Lors de la désignation d'un laboratoire communautaire de référence, il convient de tenir compte en priorité de la compétence technique et scientifique du laboratoire ainsi que de l'expertise et de l'excellence de son personnel technique et scientifique.

3.

Au plus tard à la fin de la période initialement définie, la Commission réexamine la désignation du laboratoire communautaire de référence afin d'en apprécier la conformité aux fonctions et tâches spécifiées à l'annexe XVI.

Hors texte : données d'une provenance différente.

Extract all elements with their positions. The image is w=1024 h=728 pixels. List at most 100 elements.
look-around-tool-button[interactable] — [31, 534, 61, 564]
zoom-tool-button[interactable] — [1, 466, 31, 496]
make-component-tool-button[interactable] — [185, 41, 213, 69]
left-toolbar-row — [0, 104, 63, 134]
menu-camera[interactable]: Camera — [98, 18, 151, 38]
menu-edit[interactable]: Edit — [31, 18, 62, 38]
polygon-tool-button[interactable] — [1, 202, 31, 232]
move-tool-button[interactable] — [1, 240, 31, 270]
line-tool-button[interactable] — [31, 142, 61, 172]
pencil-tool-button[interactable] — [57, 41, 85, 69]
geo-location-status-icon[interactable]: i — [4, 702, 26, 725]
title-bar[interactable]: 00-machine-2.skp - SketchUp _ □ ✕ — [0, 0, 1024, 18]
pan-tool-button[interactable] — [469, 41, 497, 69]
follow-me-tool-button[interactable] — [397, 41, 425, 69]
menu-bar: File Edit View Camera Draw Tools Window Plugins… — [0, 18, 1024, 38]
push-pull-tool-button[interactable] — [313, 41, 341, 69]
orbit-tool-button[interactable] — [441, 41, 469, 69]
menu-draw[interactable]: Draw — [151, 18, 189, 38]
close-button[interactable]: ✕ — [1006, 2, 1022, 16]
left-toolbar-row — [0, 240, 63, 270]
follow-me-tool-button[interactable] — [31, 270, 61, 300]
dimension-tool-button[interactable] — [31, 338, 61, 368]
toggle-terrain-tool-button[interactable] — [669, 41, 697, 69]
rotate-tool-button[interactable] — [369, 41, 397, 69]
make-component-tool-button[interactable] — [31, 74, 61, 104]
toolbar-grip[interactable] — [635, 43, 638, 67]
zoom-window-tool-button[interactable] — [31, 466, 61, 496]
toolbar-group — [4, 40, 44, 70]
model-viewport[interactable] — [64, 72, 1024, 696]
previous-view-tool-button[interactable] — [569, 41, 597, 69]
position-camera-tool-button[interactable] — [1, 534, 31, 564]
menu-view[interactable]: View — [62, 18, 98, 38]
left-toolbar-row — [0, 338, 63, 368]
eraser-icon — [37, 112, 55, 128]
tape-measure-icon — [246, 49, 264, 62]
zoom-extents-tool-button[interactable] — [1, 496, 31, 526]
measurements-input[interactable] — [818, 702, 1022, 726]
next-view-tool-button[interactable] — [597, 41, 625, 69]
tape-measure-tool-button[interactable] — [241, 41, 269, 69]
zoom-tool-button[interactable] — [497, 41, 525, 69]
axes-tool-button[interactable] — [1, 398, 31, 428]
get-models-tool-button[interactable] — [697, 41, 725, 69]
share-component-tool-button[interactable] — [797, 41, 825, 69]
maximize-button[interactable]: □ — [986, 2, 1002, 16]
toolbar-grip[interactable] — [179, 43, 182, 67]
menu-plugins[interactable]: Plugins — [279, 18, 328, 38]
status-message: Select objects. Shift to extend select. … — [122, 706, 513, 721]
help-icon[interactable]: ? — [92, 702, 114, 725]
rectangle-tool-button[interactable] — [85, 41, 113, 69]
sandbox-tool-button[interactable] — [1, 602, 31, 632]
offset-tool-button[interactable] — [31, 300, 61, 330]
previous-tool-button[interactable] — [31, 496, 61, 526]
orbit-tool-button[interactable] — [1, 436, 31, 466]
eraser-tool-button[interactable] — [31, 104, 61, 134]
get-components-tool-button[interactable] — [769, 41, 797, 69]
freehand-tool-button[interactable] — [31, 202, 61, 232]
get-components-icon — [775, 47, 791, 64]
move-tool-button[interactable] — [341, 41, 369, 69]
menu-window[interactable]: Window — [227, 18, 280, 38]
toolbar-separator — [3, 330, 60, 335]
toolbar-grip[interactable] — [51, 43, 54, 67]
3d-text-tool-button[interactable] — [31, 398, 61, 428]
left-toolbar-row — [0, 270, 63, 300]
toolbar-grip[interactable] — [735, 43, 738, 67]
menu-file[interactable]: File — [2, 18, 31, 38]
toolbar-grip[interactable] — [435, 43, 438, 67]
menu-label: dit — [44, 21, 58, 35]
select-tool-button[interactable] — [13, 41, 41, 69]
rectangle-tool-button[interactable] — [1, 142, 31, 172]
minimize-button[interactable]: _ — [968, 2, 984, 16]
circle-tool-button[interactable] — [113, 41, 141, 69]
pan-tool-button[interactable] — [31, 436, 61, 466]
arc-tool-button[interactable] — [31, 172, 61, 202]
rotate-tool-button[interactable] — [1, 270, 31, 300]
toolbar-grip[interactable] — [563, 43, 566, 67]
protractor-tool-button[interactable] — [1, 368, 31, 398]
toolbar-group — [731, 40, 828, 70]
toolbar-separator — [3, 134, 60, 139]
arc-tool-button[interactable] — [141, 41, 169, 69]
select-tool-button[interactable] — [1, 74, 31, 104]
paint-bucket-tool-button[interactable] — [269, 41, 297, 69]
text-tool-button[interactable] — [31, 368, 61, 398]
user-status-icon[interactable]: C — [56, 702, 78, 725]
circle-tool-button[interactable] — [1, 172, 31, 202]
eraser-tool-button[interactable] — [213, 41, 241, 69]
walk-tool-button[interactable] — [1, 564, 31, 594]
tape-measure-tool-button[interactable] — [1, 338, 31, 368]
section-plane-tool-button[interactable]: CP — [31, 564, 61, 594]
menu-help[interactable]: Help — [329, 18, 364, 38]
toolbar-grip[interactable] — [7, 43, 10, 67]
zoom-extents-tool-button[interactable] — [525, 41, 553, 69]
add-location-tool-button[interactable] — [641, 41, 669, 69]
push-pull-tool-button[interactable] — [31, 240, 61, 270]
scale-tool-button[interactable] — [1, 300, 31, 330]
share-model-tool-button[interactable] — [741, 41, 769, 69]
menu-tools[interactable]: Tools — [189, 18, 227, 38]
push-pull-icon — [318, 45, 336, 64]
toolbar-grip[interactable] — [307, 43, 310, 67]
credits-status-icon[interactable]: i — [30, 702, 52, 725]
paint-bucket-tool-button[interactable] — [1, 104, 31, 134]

Art. 70. Normes de sécurité, lignes directrices en matière de surveillance et code de conduite applicables aux laboratoires et établissements agréés manipulant le virus aphteux vivant

1.

Un manuel opérationnel présentant les normes minimales pour les laboratoires travaillant sur le virus aphteux in vitro et in vivo peut être adopté selon la procédure de la comitologie.

2.

Des lignes directrices en matière de surveillance nécessaires au rétablissement du statut indemne de maladie / d'infection au regard de la fièvre aphteuse peuvent être adoptées selon la procédure de la comitologie.

3.

Un code uniforme de bonne conduite concernant les systèmes de sécurité mis en oeuvre dans les établissements et laboratoires de l'annexe XI, parties A et B, peut être adopté selon la même procédure.

SECTION 11
DIAGNOSTIC DE LA FIEVRE APHTEUSE

Art. 71. Normes et tests relatifs au diagnostic de la fièvre aphteuse et au diagnostic différentiel d'autres maladies vésiculeuses

1.

Le laboratoire national est tenu à utiliser les tests et à appliquer les normes de diagnostic spécifiées à l'annexe XIII.

2.

Une décision relative aux modalités appropriées d'acquisition, de stockage et de livraison au laboratoire national, en cas d'urgence, de quantités suffisantes de réactifs ou de tests de diagnostic spécifiques, notamment en ce qui concerne les mesures prévues par l'article 56, paragraphe 3, peut être adoptée selon la procédure de la comitologie.

3.

Un manuel opérationnel peut également être adopté, selon la procédure susmentionnée, pour le diagnostic de la fièvre aphteuse et le diagnostic différentiel de maladies vésiculeuses autres que la maladie vésiculeuse du porc.

SECTION 12
PLANS D'INTERVENTION ET EXERCICES D'ALERTE EN TEMPS RÉEL

Art. 72. Plans d'intervention

1.

Il sera élaboré un plan d'intervention spécifiant les mesures nationales nécessaires pour maintenir un niveau élevé de sensibilisation et de préparation à la maladie ainsi que de protection environnementale, qui sera mis en oeuvre en cas d'apparition d'un foyer de fièvre aphteuse.

2.

Il convient que le plan d'intervention permette la mobilisation des installations, de l'équipement, du personnel et de tout autre matériel nécessaires à l'éradication rapide et efficace du foyer de fièvre aphteuse, qu'il assure une coordination avec les Etats membres voisins et qu'il encourage la coopération avec les pays tiers voisins.

3.

Le plan d'intervention doit également prévoir des mesures à mettre en oeuvre en cas de situation de crise aiguë comme celle visée à l'annexe XVII, point 12, et doit fournir des informations sur: a) les quantités de vaccin nécessaires en cas de vaccination d'urgence; b) les régions comprenant des zones à forte densité de cheptel, compte tenu des critères fixés à l'annexe X.

4.

En vertu du plan d'intervention, les dispositions nécessaires doivent être prises afin de prévenir, en cas d'apparition d'un foyer de fièvre aphteuse, tous les effets environnementaux négatifs susceptibles d'être évités, tout en garantissant la mise en oeuvre de mesures optimales de lutte contre la maladie, et de réduire le plus possible le préjudice lié à l'apparition d'un foyer, notamment s'il se révèle nécessaire d'enfouir ou d'incinérer les carcasses des animaux morts ou mis à mort sur place.

5.

Les critères et exigences applicables à l'élaboration des plans d'intervention sont ceux énoncés à l'annexe XVII.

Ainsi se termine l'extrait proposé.